The idea is that community members intentionally seek to spend time in the common areas in the company of others. Things that can be done in the common areas should be done there. One shouldn’t hide in one’s room by default. We should consider living together with the attitude of being present, for example reading quietly in the same room as someone else or working on the computer in the shared office. I certainly need to learn the art of lingering and making myself available more of the time, which is a challenge when I’m used to making myself so busy.
However, if we are even a couple more people living together and sharing the jobs around the house, there won’t be so much for each one to do. When we share our resources and support each other, the load for each individual should be lighter. My struggle is to find enough time to spend with the children and Andy on top of cooking and the necessary chores on any given evening after I get back from work, and I think this is the reality for most working people. But if we work on a rota, there very quickly seems to be a few more free moments in the day. Financial resources come into this as well. We can reduce personal consumption needs when we share more things.
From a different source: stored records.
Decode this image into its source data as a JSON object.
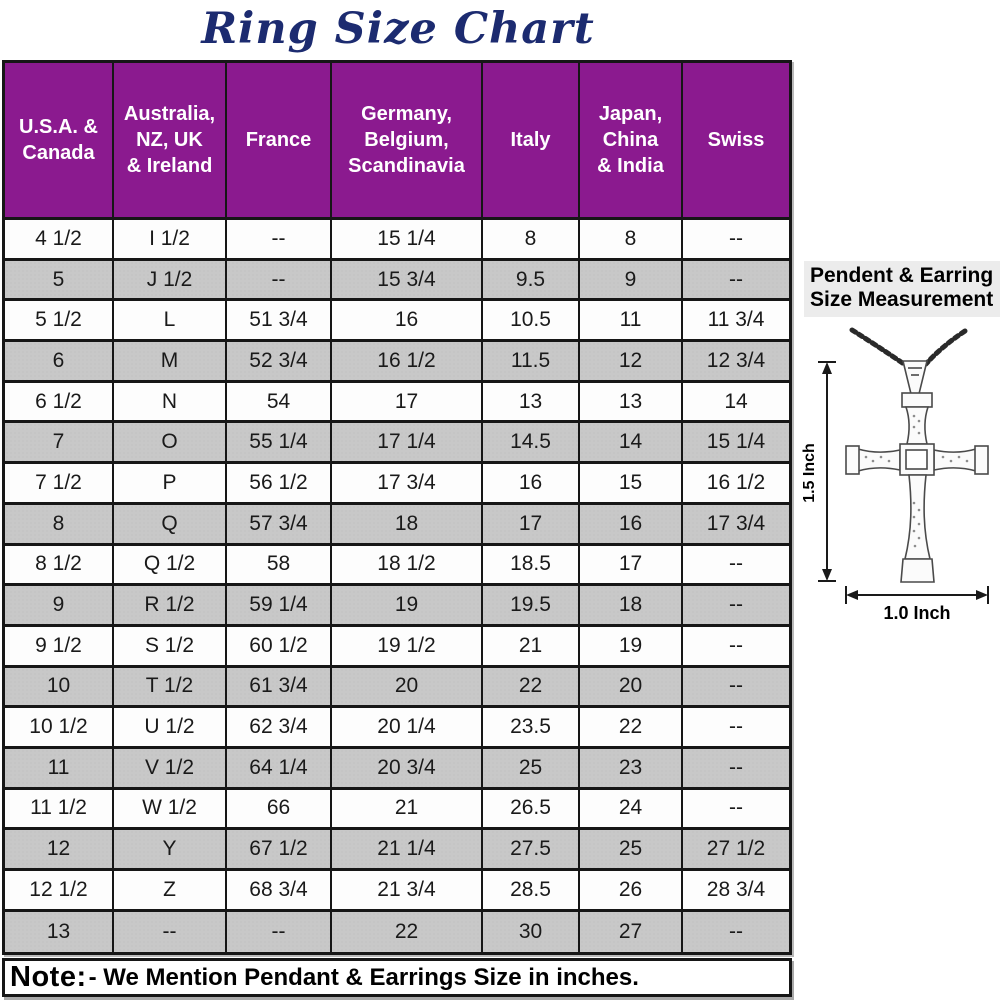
{
  "title": "Ring Size Chart",
  "table": {
    "headers": [
      "U.S.A. &\nCanada",
      "Australia,\nNZ, UK\n& Ireland",
      "France",
      "Germany,\nBelgium,\nScandinavia",
      "Italy",
      "Japan,\nChina\n& India",
      "Swiss"
    ],
    "rows": [
      [
        "4 1/2",
        "I 1/2",
        "--",
        "15 1/4",
        "8",
        "8",
        "--"
      ],
      [
        "5",
        "J 1/2",
        "--",
        "15 3/4",
        "9.5",
        "9",
        "--"
      ],
      [
        "5 1/2",
        "L",
        "51 3/4",
        "16",
        "10.5",
        "11",
        "11 3/4"
      ],
      [
        "6",
        "M",
        "52 3/4",
        "16 1/2",
        "11.5",
        "12",
        "12 3/4"
      ],
      [
        "6 1/2",
        "N",
        "54",
        "17",
        "13",
        "13",
        "14"
      ],
      [
        "7",
        "O",
        "55 1/4",
        "17 1/4",
        "14.5",
        "14",
        "15 1/4"
      ],
      [
        "7 1/2",
        "P",
        "56 1/2",
        "17 3/4",
        "16",
        "15",
        "16 1/2"
      ],
      [
        "8",
        "Q",
        "57 3/4",
        "18",
        "17",
        "16",
        "17 3/4"
      ],
      [
        "8 1/2",
        "Q 1/2",
        "58",
        "18 1/2",
        "18.5",
        "17",
        "--"
      ],
      [
        "9",
        "R 1/2",
        "59 1/4",
        "19",
        "19.5",
        "18",
        "--"
      ],
      [
        "9 1/2",
        "S 1/2",
        "60 1/2",
        "19 1/2",
        "21",
        "19",
        "--"
      ],
      [
        "10",
        "T 1/2",
        "61 3/4",
        "20",
        "22",
        "20",
        "--"
      ],
      [
        "10 1/2",
        "U 1/2",
        "62 3/4",
        "20 1/4",
        "23.5",
        "22",
        "--"
      ],
      [
        "11",
        "V 1/2",
        "64 1/4",
        "20 3/4",
        "25",
        "23",
        "--"
      ],
      [
        "11 1/2",
        "W 1/2",
        "66",
        "21",
        "26.5",
        "24",
        "--"
      ],
      [
        "12",
        "Y",
        "67 1/2",
        "21 1/4",
        "27.5",
        "25",
        "27 1/2"
      ],
      [
        "12 1/2",
        "Z",
        "68 3/4",
        "21 3/4",
        "28.5",
        "26",
        "28 3/4"
      ],
      [
        "13",
        "--",
        "--",
        "22",
        "30",
        "27",
        "--"
      ]
    ]
  },
  "note": {
    "label": "Note:",
    "text": "- We Mention Pendant & Earrings Size in inches."
  },
  "side_panel": {
    "heading_line1": "Pendent & Earring",
    "heading_line2": "Size Measurement",
    "height_label": "1.5 Inch",
    "width_label": "1.0 Inch"
  },
  "colors": {
    "header_bg": "#8b1a8f",
    "header_text": "#ffffff",
    "stripe_row": "#c8c8c8",
    "title_text": "#1c2b70",
    "table_border": "#161616"
  }
}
People should be able to live on an income equivalent to a part-time salary when living expenses are shared. What would you like to do if you were in a situation where more options would be open? What would you choose if life offered a few more choices? What would it take for you to get there?
I can see this situation being possible though life in a community, and for me the answer is obvious. Through the steps that we have recently taken in our life the conviction has only become stronger. What matters to me most is becoming the person I was meant to be, living the life I was made to live. There is not a moment to lose! And I can only find that life if I seek and listen to the will of God. He holds the bigger picture and everything slowly enfolds towards the fulfilment of his plan. The will of God is not a mystery to be understood in a moment of clear thinking, but staying with the mystery is a life-long attitude to be cultivated. With a regular prayer pattern, and this is guarded by the structured prayer life of the community and support from its members, and personal growth as a result of being less concerned with myself and more with others, I am brought into a focus point where the words of love that God speaks can reach me. And surely it is words of mercy, healing and acceptance in the middle of the bitter-sweet events of life that God wants me to hear.
When I’m drawn over and over again to God’s presence, it helps to put things in the right perspective, and I can see that I am part of a bigger picture. When my heart’s desire is met in God, I can start opening up and looking out, and become aware of other people’s needs. This helps me in my personal relationships, but I also hope that as the community grows, we will find ways of making a positive impact together in the local community.